SENTENCIA CONSTITUCIONAL 1934/2003-R
Tribunal Constitucional Plurinacional de Bolivia

SENTENCIA CONSTITUCIONAL 1934/2003-R

Fecha: 18-Dic-2003

III.2

III.2  En cuanto al primer aspecto denunciado por los recurrentes, resulta apropiado precisar el concepto y los alcances del instituto jurídico de la hipoteca. La SC 136/2003-R de 6 de febrero, ha entendido que: "La hipoteca es una garantía real que, sin llevar consigo la desposesión actual del propietario de un inmueble, le permite al acreedor, si no es pagado al vencimiento, el derecho de embargar y rematar ese inmueble en cualesquiera manos en que se encuentren, y el de cobrar con preferencia sobre el precio". (Henry, León y Jean Mazeaud, "Lecciones de Derecho Civil”, parte III, vol. I, pág. 293).

Del contenido de la definición glosada, se extrae que la hipoteca le confiere al acreedor el derecho de persecución y de preferencia en el pago; en cuyo mérito, el acreedor puede perseguir la cosa hipotecada, en manos de quien se encuentre. Esto significa que si el garante hipotecario vende el bien hipotecado, el acreedor tiene los derechos de persecución y preferencia antes aludidos. Esta definición guarda concordancia plena con lo establecido por nuestra legislación vigente (Código civil), conforme se desprende de los siguientes preceptos: "Artículo 1360.- I. (CONSTITUCION). La hipoteca constituida sobre bienes propios del deudor o de un tercero, como garantía de una deuda, confiere al acreedor hipotecario los derechos de persecución y preferencia. Por el primero, puede embargar la cosa o derecho en poder de cualquiera; por el segundo, es preferido en el pago a otros acreedores.

Del texto normativo, se extrae que la hipoteca puede otorgarse: 1) por el mismo deudor sobre un bien de su propiedad; quien, en la doctrina, recibe el nombre de deudor; 2) Por un tercero para garantizar una obligación ajena, a éste, en la doctrina, se le denomina garante hipotecario o fiador real, que es distinto del simple fiador; pues, el primero garantiza la deuda con el bien hipotecado sin asumir la misma, lo que significa que en este supuesto, el acreedor sólo puede perseguir el pago hasta donde alcance el valor del bien dado en hipoteca. En cambio el fiador simple o personal, garantiza la obligación con sus bienes, cuando éste (el deudor) no satisfaga la obligación afianzada.
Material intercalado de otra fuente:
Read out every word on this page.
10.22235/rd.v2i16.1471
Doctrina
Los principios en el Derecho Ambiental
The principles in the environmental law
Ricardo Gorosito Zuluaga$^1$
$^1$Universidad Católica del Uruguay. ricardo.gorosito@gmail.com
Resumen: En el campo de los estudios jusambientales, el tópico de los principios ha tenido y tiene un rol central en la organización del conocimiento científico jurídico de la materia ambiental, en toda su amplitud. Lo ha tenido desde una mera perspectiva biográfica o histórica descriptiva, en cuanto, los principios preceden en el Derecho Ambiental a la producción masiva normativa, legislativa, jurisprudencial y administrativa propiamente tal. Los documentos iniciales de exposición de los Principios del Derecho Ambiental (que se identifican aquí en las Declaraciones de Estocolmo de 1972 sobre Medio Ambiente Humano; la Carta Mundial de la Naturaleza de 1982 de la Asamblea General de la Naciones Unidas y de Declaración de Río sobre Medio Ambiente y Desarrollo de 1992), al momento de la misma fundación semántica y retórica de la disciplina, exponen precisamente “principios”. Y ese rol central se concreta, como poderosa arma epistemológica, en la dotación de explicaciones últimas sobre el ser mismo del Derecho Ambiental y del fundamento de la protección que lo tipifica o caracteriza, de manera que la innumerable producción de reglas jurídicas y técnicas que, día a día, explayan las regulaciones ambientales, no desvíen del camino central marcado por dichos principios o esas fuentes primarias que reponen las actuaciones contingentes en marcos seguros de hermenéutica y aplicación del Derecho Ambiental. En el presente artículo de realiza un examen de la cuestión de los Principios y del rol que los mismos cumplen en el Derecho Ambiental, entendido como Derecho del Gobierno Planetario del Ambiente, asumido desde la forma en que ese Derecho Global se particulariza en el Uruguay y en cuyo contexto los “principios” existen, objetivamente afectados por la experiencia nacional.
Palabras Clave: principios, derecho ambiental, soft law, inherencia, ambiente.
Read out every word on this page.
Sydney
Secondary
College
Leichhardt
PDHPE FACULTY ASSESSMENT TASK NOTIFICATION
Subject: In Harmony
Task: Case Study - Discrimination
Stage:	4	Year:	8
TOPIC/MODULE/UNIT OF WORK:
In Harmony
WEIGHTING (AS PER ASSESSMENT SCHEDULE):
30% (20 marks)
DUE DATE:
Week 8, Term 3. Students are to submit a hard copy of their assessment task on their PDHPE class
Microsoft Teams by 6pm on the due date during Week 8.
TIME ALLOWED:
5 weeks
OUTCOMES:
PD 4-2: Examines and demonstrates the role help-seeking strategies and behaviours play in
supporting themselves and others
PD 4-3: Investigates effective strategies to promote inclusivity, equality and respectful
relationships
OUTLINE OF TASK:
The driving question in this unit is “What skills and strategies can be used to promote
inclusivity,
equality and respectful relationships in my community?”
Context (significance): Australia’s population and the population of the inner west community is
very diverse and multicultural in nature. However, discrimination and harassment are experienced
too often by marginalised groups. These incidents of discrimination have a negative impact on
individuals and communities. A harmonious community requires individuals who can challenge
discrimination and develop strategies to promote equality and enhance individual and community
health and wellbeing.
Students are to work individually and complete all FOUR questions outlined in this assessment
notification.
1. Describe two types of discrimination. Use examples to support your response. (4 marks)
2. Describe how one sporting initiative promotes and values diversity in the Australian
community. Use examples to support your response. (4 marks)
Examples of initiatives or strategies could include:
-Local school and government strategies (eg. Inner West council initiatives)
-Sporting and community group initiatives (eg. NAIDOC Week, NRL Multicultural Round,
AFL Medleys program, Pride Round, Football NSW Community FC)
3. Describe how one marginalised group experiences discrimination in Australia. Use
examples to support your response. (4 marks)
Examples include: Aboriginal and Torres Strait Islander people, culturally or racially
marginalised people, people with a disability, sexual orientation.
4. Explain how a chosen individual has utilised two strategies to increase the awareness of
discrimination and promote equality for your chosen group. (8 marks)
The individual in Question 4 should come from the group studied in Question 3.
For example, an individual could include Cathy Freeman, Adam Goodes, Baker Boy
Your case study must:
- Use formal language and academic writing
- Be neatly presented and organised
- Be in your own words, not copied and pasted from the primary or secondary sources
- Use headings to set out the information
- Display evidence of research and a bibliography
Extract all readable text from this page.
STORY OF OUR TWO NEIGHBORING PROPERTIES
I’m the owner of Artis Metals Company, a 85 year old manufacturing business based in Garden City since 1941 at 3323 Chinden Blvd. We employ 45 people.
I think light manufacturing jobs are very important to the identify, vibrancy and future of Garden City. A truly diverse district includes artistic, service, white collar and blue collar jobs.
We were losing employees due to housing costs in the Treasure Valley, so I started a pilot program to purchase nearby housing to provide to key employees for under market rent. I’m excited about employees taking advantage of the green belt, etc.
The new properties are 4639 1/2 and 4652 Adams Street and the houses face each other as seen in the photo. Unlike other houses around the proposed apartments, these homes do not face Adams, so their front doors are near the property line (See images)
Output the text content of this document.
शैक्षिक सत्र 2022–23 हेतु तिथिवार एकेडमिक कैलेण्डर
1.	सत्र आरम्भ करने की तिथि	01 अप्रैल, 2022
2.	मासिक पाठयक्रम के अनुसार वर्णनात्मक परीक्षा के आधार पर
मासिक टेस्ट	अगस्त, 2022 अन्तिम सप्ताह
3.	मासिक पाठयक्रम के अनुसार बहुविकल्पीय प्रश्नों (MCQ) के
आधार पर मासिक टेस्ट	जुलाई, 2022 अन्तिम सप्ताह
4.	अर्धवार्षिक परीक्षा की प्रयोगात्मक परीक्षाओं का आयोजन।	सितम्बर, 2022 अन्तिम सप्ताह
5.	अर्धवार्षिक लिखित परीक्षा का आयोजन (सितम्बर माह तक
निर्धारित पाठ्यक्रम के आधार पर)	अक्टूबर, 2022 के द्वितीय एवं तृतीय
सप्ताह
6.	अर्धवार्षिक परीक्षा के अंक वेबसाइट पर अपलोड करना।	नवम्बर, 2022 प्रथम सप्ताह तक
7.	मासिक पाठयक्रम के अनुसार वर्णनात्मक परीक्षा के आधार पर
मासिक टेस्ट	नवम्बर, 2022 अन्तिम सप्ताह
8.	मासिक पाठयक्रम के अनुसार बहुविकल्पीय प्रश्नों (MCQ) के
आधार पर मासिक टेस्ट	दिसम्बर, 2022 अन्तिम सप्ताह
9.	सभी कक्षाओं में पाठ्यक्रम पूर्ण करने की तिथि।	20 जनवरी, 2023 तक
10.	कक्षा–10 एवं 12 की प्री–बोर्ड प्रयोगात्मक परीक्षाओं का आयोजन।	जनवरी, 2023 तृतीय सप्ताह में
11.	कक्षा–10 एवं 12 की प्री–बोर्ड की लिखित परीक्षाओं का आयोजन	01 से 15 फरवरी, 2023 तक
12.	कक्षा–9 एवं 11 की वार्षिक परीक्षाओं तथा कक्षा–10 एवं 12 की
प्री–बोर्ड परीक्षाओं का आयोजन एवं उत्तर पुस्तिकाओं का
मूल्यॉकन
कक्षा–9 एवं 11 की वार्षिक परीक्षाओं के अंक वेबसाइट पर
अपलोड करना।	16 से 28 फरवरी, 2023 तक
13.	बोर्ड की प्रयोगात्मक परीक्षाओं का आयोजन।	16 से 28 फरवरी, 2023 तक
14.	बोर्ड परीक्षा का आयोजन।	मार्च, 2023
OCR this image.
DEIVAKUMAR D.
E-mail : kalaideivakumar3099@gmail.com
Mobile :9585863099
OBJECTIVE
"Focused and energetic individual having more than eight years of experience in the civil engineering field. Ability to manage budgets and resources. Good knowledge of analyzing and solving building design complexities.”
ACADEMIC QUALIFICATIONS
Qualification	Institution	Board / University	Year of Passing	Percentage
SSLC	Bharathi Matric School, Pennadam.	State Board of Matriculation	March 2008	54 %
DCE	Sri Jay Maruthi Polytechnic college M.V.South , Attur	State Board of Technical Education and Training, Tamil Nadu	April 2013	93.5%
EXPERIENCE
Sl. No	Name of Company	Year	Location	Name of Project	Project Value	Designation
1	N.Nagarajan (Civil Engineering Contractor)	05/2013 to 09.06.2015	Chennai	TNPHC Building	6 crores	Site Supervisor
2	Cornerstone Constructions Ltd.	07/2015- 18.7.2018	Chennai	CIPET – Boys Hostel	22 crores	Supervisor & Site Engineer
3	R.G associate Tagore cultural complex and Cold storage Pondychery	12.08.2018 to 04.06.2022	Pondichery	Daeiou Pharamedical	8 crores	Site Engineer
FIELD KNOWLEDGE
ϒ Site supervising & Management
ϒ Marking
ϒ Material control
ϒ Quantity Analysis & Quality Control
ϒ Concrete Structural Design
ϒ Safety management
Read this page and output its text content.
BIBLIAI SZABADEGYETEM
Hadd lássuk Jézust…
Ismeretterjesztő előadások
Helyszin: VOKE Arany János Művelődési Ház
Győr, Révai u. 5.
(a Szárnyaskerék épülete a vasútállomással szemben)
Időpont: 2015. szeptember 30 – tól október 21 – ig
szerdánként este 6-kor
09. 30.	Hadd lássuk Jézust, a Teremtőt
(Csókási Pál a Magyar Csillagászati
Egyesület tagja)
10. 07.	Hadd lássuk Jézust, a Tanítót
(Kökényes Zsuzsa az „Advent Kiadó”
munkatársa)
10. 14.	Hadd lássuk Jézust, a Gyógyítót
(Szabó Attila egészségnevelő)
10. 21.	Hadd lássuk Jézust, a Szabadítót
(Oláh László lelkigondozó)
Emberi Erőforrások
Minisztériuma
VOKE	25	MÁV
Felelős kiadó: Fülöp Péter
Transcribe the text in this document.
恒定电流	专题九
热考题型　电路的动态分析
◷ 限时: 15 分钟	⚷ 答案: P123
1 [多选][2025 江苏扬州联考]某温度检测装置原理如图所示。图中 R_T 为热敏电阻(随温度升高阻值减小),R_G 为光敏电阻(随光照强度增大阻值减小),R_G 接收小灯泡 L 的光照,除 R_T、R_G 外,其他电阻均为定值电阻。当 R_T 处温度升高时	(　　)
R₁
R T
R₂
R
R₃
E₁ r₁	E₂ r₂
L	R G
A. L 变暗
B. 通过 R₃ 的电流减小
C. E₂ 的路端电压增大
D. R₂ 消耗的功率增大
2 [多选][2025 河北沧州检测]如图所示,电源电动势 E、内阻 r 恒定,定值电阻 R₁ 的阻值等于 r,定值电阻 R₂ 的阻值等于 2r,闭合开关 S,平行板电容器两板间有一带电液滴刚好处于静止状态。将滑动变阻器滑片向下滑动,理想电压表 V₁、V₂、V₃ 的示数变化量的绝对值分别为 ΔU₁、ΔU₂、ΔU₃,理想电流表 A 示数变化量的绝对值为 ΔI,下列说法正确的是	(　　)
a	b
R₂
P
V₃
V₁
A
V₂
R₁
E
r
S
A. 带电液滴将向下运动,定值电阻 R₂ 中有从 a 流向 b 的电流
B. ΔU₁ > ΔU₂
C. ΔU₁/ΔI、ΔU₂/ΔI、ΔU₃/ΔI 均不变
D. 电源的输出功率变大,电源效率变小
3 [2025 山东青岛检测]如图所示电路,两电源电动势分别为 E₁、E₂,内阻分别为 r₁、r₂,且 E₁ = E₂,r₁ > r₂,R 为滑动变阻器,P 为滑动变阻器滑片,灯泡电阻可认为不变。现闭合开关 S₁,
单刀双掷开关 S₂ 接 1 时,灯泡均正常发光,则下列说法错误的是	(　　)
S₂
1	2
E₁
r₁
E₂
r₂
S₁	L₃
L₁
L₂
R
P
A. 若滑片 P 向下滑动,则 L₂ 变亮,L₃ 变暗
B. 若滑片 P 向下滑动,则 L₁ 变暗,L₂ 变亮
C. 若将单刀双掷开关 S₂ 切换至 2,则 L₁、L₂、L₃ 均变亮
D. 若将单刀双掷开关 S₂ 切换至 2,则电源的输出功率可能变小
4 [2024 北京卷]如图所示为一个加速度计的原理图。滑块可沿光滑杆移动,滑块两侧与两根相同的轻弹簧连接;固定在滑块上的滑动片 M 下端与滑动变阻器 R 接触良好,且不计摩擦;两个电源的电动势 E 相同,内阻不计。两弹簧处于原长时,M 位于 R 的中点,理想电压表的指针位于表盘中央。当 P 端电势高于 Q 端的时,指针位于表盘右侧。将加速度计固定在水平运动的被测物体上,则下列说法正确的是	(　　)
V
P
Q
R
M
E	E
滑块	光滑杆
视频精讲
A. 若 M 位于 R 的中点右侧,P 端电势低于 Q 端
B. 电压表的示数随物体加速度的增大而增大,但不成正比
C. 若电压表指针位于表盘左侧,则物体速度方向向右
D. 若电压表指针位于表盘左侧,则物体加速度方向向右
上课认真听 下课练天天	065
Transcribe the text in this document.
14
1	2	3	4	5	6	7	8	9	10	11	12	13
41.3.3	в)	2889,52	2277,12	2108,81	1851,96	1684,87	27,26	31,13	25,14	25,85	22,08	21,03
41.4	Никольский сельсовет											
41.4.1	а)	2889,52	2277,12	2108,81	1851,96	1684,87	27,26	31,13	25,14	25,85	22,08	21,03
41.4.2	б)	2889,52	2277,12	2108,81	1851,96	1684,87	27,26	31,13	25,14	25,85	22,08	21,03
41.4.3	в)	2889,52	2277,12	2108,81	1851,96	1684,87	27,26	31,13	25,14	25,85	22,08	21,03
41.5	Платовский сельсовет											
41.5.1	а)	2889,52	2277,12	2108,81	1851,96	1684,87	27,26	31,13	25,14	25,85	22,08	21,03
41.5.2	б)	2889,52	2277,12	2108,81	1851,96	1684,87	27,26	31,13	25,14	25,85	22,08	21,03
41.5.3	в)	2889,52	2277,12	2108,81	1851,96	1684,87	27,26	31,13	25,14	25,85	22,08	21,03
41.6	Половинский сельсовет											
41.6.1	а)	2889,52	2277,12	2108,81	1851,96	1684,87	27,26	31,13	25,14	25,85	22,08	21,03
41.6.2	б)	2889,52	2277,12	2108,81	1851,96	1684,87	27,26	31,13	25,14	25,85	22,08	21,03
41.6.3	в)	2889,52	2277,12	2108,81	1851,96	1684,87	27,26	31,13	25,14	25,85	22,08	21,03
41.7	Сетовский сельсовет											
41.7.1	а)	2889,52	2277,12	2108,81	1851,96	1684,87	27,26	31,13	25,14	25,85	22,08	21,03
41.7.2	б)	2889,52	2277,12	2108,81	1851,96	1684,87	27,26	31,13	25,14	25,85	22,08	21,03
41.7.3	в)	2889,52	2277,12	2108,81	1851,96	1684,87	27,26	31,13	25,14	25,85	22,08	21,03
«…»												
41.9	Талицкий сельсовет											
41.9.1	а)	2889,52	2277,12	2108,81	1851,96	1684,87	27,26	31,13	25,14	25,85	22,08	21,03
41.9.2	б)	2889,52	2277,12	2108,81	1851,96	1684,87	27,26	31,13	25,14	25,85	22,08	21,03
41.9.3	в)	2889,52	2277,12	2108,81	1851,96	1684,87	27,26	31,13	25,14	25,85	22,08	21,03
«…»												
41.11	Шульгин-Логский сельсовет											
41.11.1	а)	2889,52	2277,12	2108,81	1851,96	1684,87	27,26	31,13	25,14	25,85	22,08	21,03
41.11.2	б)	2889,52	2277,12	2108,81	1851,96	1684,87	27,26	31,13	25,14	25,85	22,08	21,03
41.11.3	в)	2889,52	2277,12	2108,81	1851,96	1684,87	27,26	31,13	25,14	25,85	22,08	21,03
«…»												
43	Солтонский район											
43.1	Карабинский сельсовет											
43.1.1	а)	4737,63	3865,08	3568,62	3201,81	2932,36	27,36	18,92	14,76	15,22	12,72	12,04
Por su parte, el embargo consiste en “la acción de poner en manos de la justicia o de la autoridad administrativa, en defensa de un interés privado o público, un bien mueble o inmueble, para impedir que su propietario o tenedor pueda disponer o gozar de él en detrimento del embargante”. (Capitant)  En este orden se tiene que es una medida cautelar, decretada judicialmente para asegurar de antemano el resultado de un proceso, y que consiste en la indisponibilidad relativa de determinados bienes.

En el caso de autos, se evidencia que la pretendida nulidad de los recurrentes a través del presente amparo, respecto a dejar sin efecto los señalamientos de los remates de su inmueble, por no haberse procedido previamente al embargo del referido lote de terreno, no corresponde ser considerada a través del presente recurso; máxime, si se tiene en cuenta que no existe norma legal alguna que sancione con nulidad el remate realizado o su señalamiento, sin previo embargo del bien llevado a subasta; siendo en consecuencia, de aplicación el art. 32 CPE que expresamente determina que “nadie será obligado a hacer lo que la Constitución y las leyes no manden, ni a privarse de lo que ellas no prohiban”.

Por otro lado, es necesario señalar que en la especie, sobre el inmueble de la parte recurrente, pesa la hipoteca voluntaria inscrita en DD.RR. bajo la Partida 2414, fs. 2414 del Libro Segundo de Gravámenes de la Provincia Quillacollo de 12 de octubre de 1998, por lo que para el señalamiento del remate y subasta pública, en este caso en particular, no es imprescindible que se hubiere previamente procedido al embargo del bien inmueble hipotecado, el mismo que como se señaló anteriormente, se encuentra debidamente registrado y gravado en DD.RR., por lo que al no evidenciarse conculcación alguna a los derechos y garantías de los recurrentes a través de la subasta de 25 de noviembre de 2002 y el señalamiento de remate dispuesto mediante Auto de 3 de septiembre de 2003, no corresponde otorgar la tutela solicitada.